Hinkucker oder Hingucker

An anderer Stelle wurde sich über „hinkucken“ und „Hinkucker“ in diesem Zitat aufgeregt —>

»Nicht jeder, der irgendwo hinkuckt, ist auch ein „Hinkucker“«

Duden bietet im Wörterbuch den „Hingucker“ an, nicht aber den „Hinkucker“

Bei den Verben sind beide geführt, „hingucken“ und „hinkucken“

Gibt man obiges Zitat in den freien Online-Korrektor ein, dann wird kein Fehler angezeigt, mithin akzeptiert Duden auch den Hinkucker!

Kennt jemand eine Regel, die das verbietet?

Das interessiert mich wirklich stark!

Kennt jemand eine Regel, die das verbietet?

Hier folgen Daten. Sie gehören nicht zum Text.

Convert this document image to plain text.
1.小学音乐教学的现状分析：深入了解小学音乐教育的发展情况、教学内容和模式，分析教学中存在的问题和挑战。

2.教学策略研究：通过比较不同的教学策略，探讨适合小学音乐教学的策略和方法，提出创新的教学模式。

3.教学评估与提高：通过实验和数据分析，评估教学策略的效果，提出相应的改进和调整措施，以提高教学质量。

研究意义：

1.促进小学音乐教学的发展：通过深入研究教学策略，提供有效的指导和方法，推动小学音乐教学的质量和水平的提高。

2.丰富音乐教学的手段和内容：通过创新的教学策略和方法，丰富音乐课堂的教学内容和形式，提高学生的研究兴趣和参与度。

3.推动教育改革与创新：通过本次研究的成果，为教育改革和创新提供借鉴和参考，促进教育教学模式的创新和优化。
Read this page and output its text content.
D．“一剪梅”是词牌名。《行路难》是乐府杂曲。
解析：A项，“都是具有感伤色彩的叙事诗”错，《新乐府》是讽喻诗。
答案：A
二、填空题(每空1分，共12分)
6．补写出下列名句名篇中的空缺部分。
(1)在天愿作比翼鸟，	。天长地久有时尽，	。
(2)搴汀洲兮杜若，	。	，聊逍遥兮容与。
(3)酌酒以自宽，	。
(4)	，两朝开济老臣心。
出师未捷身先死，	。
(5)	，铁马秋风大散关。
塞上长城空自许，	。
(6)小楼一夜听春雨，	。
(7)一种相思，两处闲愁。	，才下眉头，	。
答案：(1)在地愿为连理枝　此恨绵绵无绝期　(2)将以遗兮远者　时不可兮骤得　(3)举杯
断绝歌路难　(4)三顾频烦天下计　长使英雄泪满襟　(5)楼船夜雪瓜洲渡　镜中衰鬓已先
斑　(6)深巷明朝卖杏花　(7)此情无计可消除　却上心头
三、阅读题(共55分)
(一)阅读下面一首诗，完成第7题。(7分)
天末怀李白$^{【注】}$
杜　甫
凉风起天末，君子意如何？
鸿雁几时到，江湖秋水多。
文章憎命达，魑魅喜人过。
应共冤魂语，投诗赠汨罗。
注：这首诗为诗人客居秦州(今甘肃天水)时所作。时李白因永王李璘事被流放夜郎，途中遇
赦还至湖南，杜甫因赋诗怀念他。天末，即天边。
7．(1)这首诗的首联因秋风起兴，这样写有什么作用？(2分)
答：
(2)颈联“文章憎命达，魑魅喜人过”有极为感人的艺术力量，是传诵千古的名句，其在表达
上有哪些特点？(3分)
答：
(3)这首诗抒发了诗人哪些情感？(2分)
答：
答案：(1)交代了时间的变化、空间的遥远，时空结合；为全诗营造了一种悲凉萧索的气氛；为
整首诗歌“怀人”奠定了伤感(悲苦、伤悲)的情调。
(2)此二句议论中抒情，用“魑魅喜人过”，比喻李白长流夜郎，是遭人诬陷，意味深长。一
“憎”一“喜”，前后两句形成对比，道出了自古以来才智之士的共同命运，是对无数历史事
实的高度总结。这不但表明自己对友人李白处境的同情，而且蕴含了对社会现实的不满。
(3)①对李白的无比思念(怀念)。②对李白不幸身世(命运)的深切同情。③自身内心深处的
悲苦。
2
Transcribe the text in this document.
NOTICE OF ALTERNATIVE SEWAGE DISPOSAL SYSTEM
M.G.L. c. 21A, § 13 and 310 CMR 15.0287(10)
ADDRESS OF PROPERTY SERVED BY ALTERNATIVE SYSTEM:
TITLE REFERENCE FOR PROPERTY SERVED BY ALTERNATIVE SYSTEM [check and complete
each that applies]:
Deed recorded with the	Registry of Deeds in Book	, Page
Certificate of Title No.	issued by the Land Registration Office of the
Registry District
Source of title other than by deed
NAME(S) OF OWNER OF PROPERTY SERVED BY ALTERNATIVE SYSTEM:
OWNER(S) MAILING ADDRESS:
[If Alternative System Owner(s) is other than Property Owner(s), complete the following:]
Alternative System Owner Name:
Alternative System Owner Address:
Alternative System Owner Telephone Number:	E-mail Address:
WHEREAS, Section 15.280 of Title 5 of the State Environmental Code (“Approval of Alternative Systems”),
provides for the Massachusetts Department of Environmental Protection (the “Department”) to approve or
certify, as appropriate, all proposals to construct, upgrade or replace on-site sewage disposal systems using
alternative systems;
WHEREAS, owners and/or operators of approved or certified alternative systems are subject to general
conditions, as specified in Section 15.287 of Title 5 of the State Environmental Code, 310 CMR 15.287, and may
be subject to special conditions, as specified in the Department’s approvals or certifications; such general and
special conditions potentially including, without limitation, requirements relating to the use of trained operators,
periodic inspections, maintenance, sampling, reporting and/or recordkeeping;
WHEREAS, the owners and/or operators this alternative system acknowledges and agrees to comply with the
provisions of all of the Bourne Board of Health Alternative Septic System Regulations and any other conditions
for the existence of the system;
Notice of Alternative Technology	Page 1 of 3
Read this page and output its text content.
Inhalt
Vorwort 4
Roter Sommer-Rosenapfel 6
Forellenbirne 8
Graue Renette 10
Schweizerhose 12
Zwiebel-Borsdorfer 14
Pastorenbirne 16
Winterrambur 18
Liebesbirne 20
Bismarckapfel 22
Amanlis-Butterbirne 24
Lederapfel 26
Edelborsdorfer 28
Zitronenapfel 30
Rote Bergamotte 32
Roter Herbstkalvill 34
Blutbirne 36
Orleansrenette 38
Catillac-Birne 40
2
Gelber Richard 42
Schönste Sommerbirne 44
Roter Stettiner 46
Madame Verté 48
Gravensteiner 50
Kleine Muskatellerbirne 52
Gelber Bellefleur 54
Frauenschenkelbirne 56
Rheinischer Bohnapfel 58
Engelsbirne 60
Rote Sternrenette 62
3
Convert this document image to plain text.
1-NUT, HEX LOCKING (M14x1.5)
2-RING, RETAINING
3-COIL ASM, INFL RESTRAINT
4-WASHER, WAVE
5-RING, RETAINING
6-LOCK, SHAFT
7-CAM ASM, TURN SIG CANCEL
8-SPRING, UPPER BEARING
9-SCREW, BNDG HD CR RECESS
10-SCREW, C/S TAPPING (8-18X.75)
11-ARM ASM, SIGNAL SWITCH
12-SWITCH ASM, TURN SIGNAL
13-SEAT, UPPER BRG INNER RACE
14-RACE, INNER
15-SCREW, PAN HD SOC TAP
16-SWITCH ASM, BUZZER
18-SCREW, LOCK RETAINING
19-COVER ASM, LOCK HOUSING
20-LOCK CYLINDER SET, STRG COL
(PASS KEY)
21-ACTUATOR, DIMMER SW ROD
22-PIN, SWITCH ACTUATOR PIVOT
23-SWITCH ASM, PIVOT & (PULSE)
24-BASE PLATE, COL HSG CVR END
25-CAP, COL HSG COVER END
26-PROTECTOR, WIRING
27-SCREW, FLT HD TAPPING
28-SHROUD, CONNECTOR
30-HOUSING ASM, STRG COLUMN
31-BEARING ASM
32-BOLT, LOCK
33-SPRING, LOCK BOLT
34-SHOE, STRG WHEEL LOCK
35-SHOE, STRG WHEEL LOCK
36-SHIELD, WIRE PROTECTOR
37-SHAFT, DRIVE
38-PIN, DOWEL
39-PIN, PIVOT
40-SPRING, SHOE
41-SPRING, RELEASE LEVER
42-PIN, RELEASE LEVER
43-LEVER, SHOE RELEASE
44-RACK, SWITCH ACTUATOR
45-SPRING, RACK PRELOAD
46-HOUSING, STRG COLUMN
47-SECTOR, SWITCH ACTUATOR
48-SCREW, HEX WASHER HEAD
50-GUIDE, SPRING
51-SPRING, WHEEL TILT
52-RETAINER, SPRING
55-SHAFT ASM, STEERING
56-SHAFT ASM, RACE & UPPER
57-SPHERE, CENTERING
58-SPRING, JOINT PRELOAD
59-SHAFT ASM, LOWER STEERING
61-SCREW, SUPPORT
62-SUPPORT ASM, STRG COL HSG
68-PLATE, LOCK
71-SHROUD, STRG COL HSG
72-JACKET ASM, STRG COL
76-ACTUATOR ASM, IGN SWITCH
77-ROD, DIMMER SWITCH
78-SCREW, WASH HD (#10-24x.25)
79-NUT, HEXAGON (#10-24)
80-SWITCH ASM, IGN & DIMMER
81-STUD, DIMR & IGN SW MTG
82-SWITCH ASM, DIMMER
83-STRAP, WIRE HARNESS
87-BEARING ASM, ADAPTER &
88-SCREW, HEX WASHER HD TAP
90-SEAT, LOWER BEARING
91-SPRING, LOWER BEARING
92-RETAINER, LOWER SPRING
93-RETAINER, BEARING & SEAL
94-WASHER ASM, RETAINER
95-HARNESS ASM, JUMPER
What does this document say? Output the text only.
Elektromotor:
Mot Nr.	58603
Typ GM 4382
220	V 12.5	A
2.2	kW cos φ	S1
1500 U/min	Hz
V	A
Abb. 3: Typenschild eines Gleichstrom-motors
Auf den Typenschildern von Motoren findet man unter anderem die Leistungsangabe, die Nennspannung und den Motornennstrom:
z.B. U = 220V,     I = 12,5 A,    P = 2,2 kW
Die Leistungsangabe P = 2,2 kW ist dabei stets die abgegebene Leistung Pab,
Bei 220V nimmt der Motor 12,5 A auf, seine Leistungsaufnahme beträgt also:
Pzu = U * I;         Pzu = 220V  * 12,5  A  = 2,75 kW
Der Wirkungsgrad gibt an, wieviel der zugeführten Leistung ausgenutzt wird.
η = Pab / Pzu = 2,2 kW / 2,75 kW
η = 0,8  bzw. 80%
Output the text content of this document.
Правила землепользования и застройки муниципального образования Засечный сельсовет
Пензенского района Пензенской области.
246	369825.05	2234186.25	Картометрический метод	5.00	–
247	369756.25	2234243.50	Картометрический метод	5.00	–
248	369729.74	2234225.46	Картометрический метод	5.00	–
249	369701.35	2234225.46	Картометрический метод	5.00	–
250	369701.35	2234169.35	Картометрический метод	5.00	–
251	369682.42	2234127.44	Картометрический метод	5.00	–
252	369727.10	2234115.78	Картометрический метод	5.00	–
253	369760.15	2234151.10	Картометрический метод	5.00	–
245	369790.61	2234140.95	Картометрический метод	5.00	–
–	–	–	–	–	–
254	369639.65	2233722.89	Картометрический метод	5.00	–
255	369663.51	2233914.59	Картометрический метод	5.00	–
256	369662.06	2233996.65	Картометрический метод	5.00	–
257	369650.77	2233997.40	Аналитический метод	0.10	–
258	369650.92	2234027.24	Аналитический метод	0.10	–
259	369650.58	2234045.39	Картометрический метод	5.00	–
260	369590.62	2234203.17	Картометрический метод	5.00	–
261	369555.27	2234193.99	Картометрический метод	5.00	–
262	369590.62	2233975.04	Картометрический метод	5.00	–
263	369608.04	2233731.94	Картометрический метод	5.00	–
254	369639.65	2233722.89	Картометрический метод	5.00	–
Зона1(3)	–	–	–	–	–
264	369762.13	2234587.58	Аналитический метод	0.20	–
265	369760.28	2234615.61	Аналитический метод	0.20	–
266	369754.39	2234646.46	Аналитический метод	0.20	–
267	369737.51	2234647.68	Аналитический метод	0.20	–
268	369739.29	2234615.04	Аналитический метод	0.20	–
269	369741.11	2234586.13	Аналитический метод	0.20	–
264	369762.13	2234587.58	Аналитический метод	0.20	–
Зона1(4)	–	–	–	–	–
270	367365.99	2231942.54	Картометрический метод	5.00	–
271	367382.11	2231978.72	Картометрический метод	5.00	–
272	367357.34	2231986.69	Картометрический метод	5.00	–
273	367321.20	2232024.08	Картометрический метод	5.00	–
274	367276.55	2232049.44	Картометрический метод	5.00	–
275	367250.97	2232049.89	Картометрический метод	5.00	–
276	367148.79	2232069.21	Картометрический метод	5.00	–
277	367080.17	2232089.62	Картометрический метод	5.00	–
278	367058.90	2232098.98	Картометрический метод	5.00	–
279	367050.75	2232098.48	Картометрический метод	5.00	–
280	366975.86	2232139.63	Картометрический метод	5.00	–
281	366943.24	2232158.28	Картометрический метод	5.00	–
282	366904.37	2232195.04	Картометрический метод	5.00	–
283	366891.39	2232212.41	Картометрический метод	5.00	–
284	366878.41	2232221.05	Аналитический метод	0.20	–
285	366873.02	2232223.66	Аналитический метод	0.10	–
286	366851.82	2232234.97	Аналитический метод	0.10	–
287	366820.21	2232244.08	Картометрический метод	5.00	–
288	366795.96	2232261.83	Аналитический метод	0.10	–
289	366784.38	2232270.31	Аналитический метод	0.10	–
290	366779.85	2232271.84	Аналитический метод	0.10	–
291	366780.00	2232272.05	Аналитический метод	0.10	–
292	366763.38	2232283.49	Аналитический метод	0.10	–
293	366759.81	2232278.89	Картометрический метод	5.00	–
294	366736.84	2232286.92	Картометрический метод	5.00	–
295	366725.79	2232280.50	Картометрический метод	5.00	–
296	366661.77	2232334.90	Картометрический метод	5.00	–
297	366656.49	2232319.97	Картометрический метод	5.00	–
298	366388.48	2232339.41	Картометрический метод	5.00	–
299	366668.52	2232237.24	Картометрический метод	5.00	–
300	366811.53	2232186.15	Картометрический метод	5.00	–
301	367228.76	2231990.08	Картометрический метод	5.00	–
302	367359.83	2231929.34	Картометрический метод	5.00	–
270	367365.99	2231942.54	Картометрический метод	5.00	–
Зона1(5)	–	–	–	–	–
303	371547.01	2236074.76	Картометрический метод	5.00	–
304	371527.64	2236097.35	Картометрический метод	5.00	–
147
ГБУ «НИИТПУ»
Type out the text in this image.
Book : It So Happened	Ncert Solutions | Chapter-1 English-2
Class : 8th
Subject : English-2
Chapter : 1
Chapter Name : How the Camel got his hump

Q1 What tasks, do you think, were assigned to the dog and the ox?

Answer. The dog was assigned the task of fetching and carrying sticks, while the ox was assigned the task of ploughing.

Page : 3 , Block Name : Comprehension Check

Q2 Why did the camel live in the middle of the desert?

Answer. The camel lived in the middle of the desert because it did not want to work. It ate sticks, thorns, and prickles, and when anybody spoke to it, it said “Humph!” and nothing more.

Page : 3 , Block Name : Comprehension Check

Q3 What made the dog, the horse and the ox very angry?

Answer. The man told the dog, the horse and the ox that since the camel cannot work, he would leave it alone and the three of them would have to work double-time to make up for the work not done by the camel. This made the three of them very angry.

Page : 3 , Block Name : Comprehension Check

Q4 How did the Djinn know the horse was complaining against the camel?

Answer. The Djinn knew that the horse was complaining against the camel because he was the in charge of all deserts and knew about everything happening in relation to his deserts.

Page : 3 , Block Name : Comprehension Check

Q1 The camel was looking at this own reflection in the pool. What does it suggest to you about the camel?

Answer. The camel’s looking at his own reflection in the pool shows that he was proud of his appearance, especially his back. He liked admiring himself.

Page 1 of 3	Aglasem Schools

Nein (und nicht nur deswegen, weil die amtliche Rechtschreibung für Otto Normalverbraucher nicht bindend ist). Sowohl ›gucken‹ als auch ›kucken‹ ist eine mögliche Schreibweise des Verbs und damit auch grundsätzlich der allermeisten davon abgeleiteten Wörter. Allerdings muss man beachten, dass die Häufigkeit der zwei Schreibweisen sehr auseinandergeht: ›gucken‹ ist im Wortschatz-Korpus der Uni Leipzig in Frequenzklasse 12 (das heißt: das Wort ›der‹ ist ca. 2¹² mal häufiger als ›gucken‹), während ›kucken‹ bloß in Klasse 17, also wesentlich seltener, ist. Das führt dazu, dass bei einigen Wörtern nur die Form mit ›g‹ üblich ist, zum Beispiel bei ›Ausguck‹ oder ›Guckindieluft‹. Der DUDEN gibt einen Hinweis auf die Häufigkeit und Gebräuchlichkeit der jeweiligen Schreibweise bei anderen Wörtern, aber impliziert in Fällen, die nicht stark lexikalisiert sind, keine Aussage über die Zulässigkeit der anderen Schreibweise. Ein bisschen ist das wohl Ermessenssache und auch ›Hingucker/Hinkucker‹ ist ein Paar, bei dem die ›g‹-Form stark überwiegt (etwa im Verhältnis 1:500). Allerdings sind dessen ungeachtet meiner Ansicht nach beide Formen nicht falsch.

Gruß
Christopher

Weder noch!
Hallo Textakrobat

In der Regel ist der Hingucker ein Blickfänger

Ich habe noch nie erlebt, dass mich eine auffällige Sache angeguckt hat.
Also ist es so, dass ein Plakat oder sonst was meinen Blick auf sich lenken will, also fangen.
Und wenn du fäschlicherweise doch noch den Begriff Hingucker wählst, so wird das immeer noch mit g geschrieben, es wird immer noch geguckt und nicht gekauckt.
Auch wenn so etwas im Duden steht, zeigt das nur dass die Dudenleute aktuell sind, denn der Duden spiegelt nur die Sprachgewohnheiten wieder.

Gruß
R.

Hallo Rentier

Und wenn du fäschlicherweise doch noch den Begriff Hingucker
wählst, so wird das immeer noch mit g geschrieben, es wird
immer noch geguckt und nicht gekauckt.

Wer irrt nun?

http://www.spiegel.de/kultur/zwiebelfisch/zwiebelfis…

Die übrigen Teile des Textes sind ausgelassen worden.